Presented By O'Reilly and Cloudera
December 5-6, 2016: Training
December 6–8, 2016: Tutorials & Conference

Data platform conference sessions

11:30am–12:00pm Tuesday, 12/06/2016
In semiconductor manufacturing, creating a high-yield process where sufficient portions of chips pass acceptance testing is extremely difficult to achieve. Data is collected and analyzed at every stage to improve yield and productivity. Amit Rustagi and Jingwen Ouyang share a Hadoop-based solution that reveals the true value and benefits of manufacturing data generated about every chip.
4:15pm–4:55pm Wednesday, 12/07/2016
Santander was one of the last big banks in the UK to start using Hadoop and other big data technologies. However, the maturity of the technology made it possible to create a customer-facing data product in production in less than a year and a fully adopted production analytics platform in less than two.

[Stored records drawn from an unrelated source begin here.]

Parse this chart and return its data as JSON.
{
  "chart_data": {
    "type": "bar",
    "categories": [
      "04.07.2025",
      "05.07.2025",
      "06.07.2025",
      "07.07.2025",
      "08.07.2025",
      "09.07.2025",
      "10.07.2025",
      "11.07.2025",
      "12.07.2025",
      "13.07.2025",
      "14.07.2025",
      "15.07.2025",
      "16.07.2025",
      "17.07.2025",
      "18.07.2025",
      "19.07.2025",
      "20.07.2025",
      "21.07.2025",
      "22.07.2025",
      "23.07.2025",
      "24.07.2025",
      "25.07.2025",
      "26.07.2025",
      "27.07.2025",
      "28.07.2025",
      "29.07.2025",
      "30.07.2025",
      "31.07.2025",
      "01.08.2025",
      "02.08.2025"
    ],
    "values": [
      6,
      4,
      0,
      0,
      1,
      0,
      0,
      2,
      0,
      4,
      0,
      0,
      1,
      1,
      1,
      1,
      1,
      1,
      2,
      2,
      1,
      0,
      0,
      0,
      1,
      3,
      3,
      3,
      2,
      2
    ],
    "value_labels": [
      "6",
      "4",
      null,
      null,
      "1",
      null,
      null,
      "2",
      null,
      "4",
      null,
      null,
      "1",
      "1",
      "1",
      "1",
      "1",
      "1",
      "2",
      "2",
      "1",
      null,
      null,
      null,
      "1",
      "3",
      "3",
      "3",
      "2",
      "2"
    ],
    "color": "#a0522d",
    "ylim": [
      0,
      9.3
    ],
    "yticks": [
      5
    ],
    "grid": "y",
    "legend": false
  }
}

Antonio Alvarez shares what other late entrants can learn from this experience.
9:30am–10:00am Tuesday, 12/06/2016
Sarang Anajwala discusses Autodesk’s next-generation data platform and its transition from an application for usage analytics to a platform for data analytics that provides capabilities like self-service ETLs, data exploration, multitenant data apps, and data products. This versatile platform supports use cases right from dashboards to data science, helping the move into a data-centric future.

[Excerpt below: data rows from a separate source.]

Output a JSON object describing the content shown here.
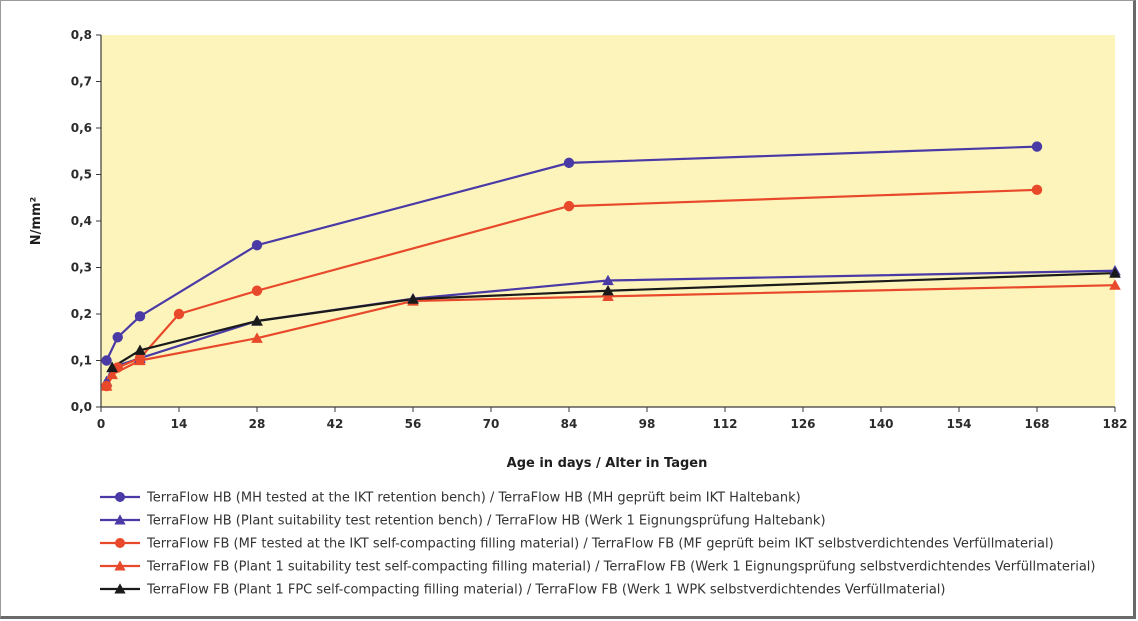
{
  "chart_data": {
    "type": "line",
    "xlabel": "Age in days / Alter in Tagen",
    "ylabel": "N/mm²",
    "xlim": [
      0,
      182
    ],
    "ylim": [
      0,
      0.8
    ],
    "x_ticks": [
      0,
      14,
      28,
      42,
      56,
      70,
      84,
      98,
      112,
      126,
      140,
      154,
      168,
      182
    ],
    "y_ticks": [
      0,
      0.1,
      0.2,
      0.3,
      0.4,
      0.5,
      0.6,
      0.7,
      0.8
    ],
    "y_tick_labels": [
      "0,0",
      "0,1",
      "0,2",
      "0,3",
      "0,4",
      "0,5",
      "0,6",
      "0,7",
      "0,8"
    ],
    "grid": false,
    "plot_background": "#fdf4bc",
    "legend_position": "bottom",
    "series": [
      {
        "name": "TerraFlow HB (MH tested at the IKT retention bench) / TerraFlow HB (MH geprüft beim IKT Haltebank)",
        "color": "#4a3aa6",
        "marker": "circle",
        "x": [
          1,
          3,
          7,
          28,
          84,
          168
        ],
        "y": [
          0.1,
          0.15,
          0.195,
          0.348,
          0.525,
          0.56
        ]
      },
      {
        "name": "TerraFlow HB (Plant suitability test retention bench) / TerraFlow HB (Werk 1 Eignungsprüfung Haltebank)",
        "color": "#4a3aa6",
        "marker": "triangle",
        "x": [
          1,
          2,
          7,
          28,
          56,
          91,
          182
        ],
        "y": [
          0.055,
          0.085,
          0.105,
          0.185,
          0.233,
          0.272,
          0.293
        ]
      },
      {
        "name": "TerraFlow FB (MF tested at the IKT self-compacting filling material) / TerraFlow FB (MF geprüft beim IKT selbstverdichtendes Verfüllmaterial)",
        "color": "#e8492a",
        "marker": "circle",
        "x": [
          1,
          3,
          7,
          14,
          28,
          84,
          168
        ],
        "y": [
          0.045,
          0.085,
          0.105,
          0.2,
          0.25,
          0.432,
          0.467
        ]
      },
      {
        "name": "TerraFlow FB (Plant 1 suitability test self-compacting filling material) / TerraFlow FB (Werk 1 Eignungsprüfung selbstverdichtendes Verfüllmaterial)",
        "color": "#e8492a",
        "marker": "triangle",
        "x": [
          1,
          2,
          7,
          28,
          56,
          91,
          182
        ],
        "y": [
          0.045,
          0.07,
          0.1,
          0.148,
          0.228,
          0.238,
          0.262
        ]
      },
      {
        "name": "TerraFlow FB (Plant 1 FPC self-compacting filling material) / TerraFlow FB (Werk 1 WPK selbstverdichtendes Verfüllmaterial)",
        "color": "#1a1a1a",
        "marker": "triangle",
        "x": [
          2,
          7,
          28,
          56,
          91,
          182
        ],
        "y": [
          0.085,
          0.122,
          0.185,
          0.232,
          0.25,
          0.288
        ]
      }
    ]
  }
}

1:45pm–2:25pm Thursday, 12/08/2016
Mediacorp analyzes its online audience through a computationally and economically efficient cloud-based platform. The cornerstone of the platform is Apache Spark, a framework whose clean APIs and performance gains make it an ideal choice for data scientists. Andrea Gagliardi La Gala and Brandon Lee highlight the platform’s architecture, benefits, and considerations for deploying it in production.

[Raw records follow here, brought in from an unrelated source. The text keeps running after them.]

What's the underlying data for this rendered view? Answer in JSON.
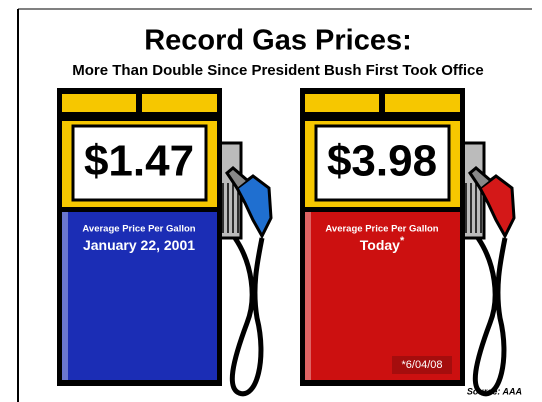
{
  "header": {
    "title": "Record Gas Prices:",
    "subtitle": "More Than Double Since President Bush First Took Office"
  },
  "pumps": [
    {
      "price": "$1.47",
      "caption": "Average Price Per Gallon",
      "date": "January 22, 2001",
      "color": "#1b2db5",
      "handle": "#1f6fd0"
    },
    {
      "price": "$3.98",
      "caption": "Average Price Per Gallon",
      "date": "Today",
      "marker": "*",
      "footnote": "*6/04/08",
      "color": "#cc1010",
      "handle": "#d41818"
    }
  ],
  "source": "Source: AAA"
}
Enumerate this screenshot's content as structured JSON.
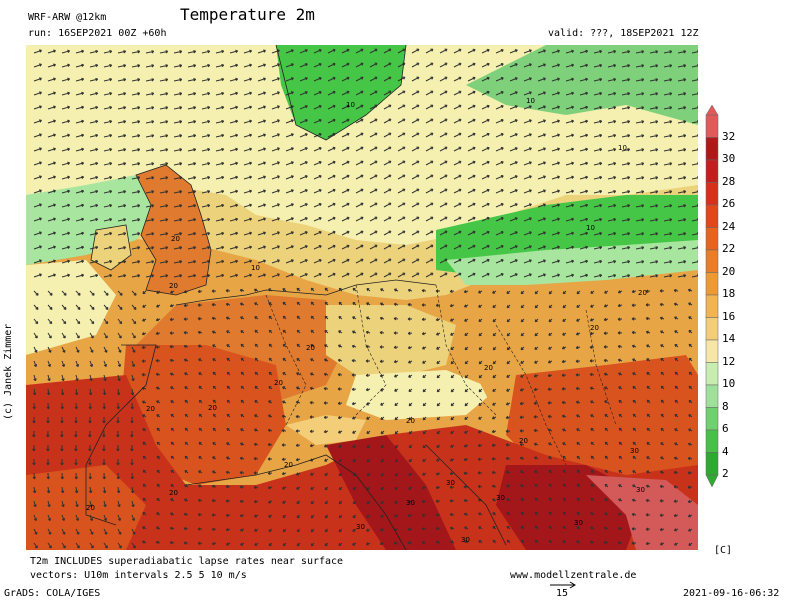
{
  "header": {
    "model": "WRF-ARW @12km",
    "run": "run: 16SEP2021 00Z +60h",
    "title": "Temperature 2m",
    "valid": "valid: ???, 18SEP2021 12Z"
  },
  "map": {
    "contour_labels": [
      "10",
      "10",
      "10",
      "10",
      "10",
      "20",
      "20",
      "20",
      "20",
      "20",
      "20",
      "20",
      "20",
      "20",
      "20",
      "20",
      "20",
      "20",
      "20",
      "30",
      "30",
      "30",
      "30",
      "30",
      "30",
      "30",
      "30"
    ],
    "colors": {
      "green": "#46c646",
      "light_green": "#a8e6a0",
      "pale_yellow": "#f5f0b0",
      "yellow": "#ecd27a",
      "orange": "#e8a545",
      "dark_orange": "#e07a2e",
      "red_orange": "#d9531e",
      "red": "#c8321a",
      "dark_red": "#a3161a",
      "sea_blue": "#9fc7d6",
      "sea_green": "#8fd0a8"
    }
  },
  "colorbar": {
    "ticks": [
      "32",
      "30",
      "28",
      "26",
      "24",
      "22",
      "20",
      "18",
      "16",
      "14",
      "12",
      "10",
      "8",
      "6",
      "4",
      "2"
    ],
    "colors": [
      "#e05a5a",
      "#b01818",
      "#c41f1f",
      "#d6301b",
      "#e2471a",
      "#e8631e",
      "#eb7d26",
      "#ee9a34",
      "#f1b450",
      "#f3cd78",
      "#f6e7a8",
      "#c9edb0",
      "#9fe09a",
      "#6fd06f",
      "#48c048",
      "#2faa30"
    ],
    "unit": "[C]"
  },
  "footer": {
    "note1": "T2m INCLUDES superadiabatic lapse rates near surface",
    "note2": "vectors: U10m intervals 2.5 5 10 m/s",
    "website": "www.modellzentrale.de",
    "grads": "GrADS: COLA/IGES",
    "vector_ref": "15",
    "timestamp": "2021-09-16-06:32"
  },
  "credit": "(c) Janek Zimmer"
}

5:05pm–5:45pm Thursday, 12/08/2016
Rebecca Tien Yu Lin and Mon-Fong Mike Jiang offer an overview of a Hadoop-based big data solution helping the semiconductor industry increase yield by monitoring the huge amount of tool logs and the data generated from the FDC system.
5:05pm–5:45pm Thursday, 12/08/2016
Marketing has become ever more data driven. While there are thousands of marketing applications available, it is challenging to get an end-to-end line of sight and fully understand customers. Franz Aman explains how bringing the data from the various applications and data sources together in a data lake changes everything.
5:05pm–5:45pm Wednesday, 12/07/2016
Takayuki Nishikawa and Ei Yamaguhi explain how Panasonic developed an integrated data analytics platform to analyze the increasing number of home appliances logs from its IoT products, achieving scalability for millions of households and a 10x improvement in processing time with Hadoop and Hive, in the process gaining more reliable knowledge about users’ lifestyles with Spark MLlib.
11:15am–11:55am Wednesday, 12/07/2016
IHI has developed a common platform for remote monitoring and maintenance and has started leveraging Spark MLlib to get up speed developing applications for process improvement and product fault diagnosis. Yoshitaka Suzuki and Masaru Dobashi explain how IHI used PySpark and MLlib to improve its services and share best practices for application development and lessons for operating Spark on YARN.
10:15am–10:35am Thursday, 12/08/2016
M. C. Srivas covers the technologies underpinning the big data architecture at Uber and explores some of the real-time problems Uber needs to solve to make ride sharing as smooth and ubiquitous as running water, explaining how they are related to real-time big data analytics.
9:05am–9:30am Tuesday, 12/06/2016
Lyudmila Lugovskaya and Stuart Coleman discuss some of the many challenges that organizations face on their journey to become data-centric and share lessons learned from their experience doing and promoting data science within organizations of different type and size while dealing with restrictions imposed by traditional governance structures and policies.
12:05pm–12:45pm Wednesday, 12/07/2016
Twitter generates billions and billions of events per day. Analyzing these events in real time presents a massive challenge. Maosong Fu offers an overview of the end-to-end real-time stack Twitter designed in order to meet this challenge, consisting of DistributedLog (the distributed and replicated messaging system) and Heron (the streaming system for real-time computation).
12:05pm–12:45pm Thursday, 12/08/2016
Chi-Yi Kuan, Weidong Zhang, and Yongzheng Zhang explain how LinkedIn has built a "voice of member" platform to analyze hundreds of millions of text documents. Chi-Yi, Weidong, and Yongzheng illustrate the critical components of this platform and showcase how LinkedIn leverages it to derive insights such as customer value propositions from an enormous amount of unstructured data.